No they aren't placing all their chips on WinUI3, only those that never went through all reboots since Windows 8, believe that.

WPF got taken out of legacy mode at BUILD 2024, exactly because hardly anyone outside Redmond cares about WinUI 3.

Anyone that has been long enough around, has seen ASP.NET MVC 5, ASP.NET Core MVC (not compatible with MVC 5 predecessor), Razor Pages, Minimal APIs, Blazor,...

So it is a mess doing consulting and depending on what .NET version the customer team is allowed to use, and existing code, what gets to be used by that portfolio.

Minimal APIs have been designed to bring in Python and JavaScript developers into .NET, which many of us see as not working at all, while having created the need now everyone creates their own controllers infractruture, as means to tame having minimal APIs all over the place, there are even MVVM like frameworks now for that purpose.

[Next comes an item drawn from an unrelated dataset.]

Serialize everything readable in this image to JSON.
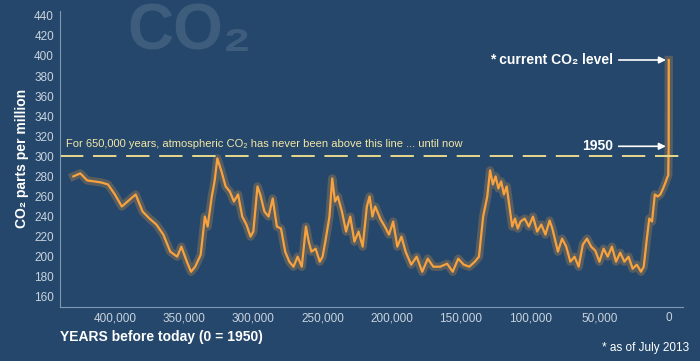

Blazor is really only usable as path forward for those still stuck in WebForms, due to the similar approach to do Web UIs, and to .NET shops without frontend teams.

In the age of distributed computing with microservices and frontend teams, it is a hard sell to make them adopt Blazor and learn C#, instead of React, Angular, Vue.

At least they have adopted TypeScript, the next language that Anders Hejlsberg decided to focus on.

Aspire is something that has been pivoted, now they try to sell it as Microsoft's Pulumi, but everyone has to write the orchestration code in C#, thus only relevant to .NET shops.

Maddy Montaquila has said in a few .NET podcast interviews that they are trying to use Aspire as means to sell .NET to UNIX shops, given the low adoption numbers outside the traditional Microsoft shops, even after almost a decade being open source.